Most of the tools I work with on my job are exceptionally slow and are highly specific internal frameworks and I would really like a change of pace from that. I've also been blind to things happening in the outside world for the past 5-6 years, so I probably missed a decent chunk of how modern web / service development is done.
I don't want to constrain the problem space, anything from systems programming to data science is on the table, so throw me something interesting!
data science: * I liked the Kiba ETL (Ruby), I used it with Rails and Thor and was rather happy with what I could do. * I used Tableau for BI but I would recommend Apache Superset instead. * Luigi (Python) was also interesting but I didn’t do much with it (yet). * Jupyter, Anaconda, Pandas ... The standard Python data science stack has gotten a few nice tutorials in the last few month I would like to go through.
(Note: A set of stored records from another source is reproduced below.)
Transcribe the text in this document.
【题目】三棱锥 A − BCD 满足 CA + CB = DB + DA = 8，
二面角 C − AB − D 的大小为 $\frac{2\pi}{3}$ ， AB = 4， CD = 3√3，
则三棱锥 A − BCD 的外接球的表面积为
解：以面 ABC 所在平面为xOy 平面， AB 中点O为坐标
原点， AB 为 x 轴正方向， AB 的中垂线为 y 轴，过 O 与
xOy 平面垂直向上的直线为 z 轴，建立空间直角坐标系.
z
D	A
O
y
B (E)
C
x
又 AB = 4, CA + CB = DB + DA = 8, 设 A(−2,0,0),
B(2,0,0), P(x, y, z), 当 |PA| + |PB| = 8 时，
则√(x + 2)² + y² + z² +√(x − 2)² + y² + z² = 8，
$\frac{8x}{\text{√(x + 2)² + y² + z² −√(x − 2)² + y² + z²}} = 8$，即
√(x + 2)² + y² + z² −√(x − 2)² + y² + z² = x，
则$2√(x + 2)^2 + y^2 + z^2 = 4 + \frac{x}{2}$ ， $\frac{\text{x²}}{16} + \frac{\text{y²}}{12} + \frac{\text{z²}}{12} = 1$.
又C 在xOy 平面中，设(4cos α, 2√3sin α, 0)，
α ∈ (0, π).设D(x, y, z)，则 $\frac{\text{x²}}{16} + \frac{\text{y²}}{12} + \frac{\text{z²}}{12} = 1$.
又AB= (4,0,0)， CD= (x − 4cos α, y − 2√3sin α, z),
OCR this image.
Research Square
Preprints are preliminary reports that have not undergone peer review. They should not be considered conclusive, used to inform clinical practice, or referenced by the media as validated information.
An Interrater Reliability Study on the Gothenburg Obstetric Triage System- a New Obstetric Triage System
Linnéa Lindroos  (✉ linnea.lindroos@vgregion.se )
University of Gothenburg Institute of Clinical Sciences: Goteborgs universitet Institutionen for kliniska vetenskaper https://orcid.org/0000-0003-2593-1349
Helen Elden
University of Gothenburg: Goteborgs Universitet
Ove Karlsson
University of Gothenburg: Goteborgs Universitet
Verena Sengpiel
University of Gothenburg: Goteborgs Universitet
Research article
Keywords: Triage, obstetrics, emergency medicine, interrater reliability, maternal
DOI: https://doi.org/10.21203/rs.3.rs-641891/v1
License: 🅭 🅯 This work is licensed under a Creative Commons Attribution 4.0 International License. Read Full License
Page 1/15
web frameworks: * NestJS is a sane framework for Node.js, sort of like the default libs stitched together. Annotation based routing is the oddest thing about it but I would still go with it if I would start a new app for Node.js. * Ruby on Rails 7. Lots of nice small stuff coming out of Rails over the last versions. I am sort of lo key excited. * Finally look at elixir, phoenix live view.
system programming: * Still need to read Powerful Command-Line Applications in Go.
bonus: * Learn Rust (webasm toolchain looks nice, can use with deno (a Node.js replacement with some promise but still rather young)) * Play with Groovy (and modern Java) when Fedora 36 (for Java 17) and Groovy 4.0 is out.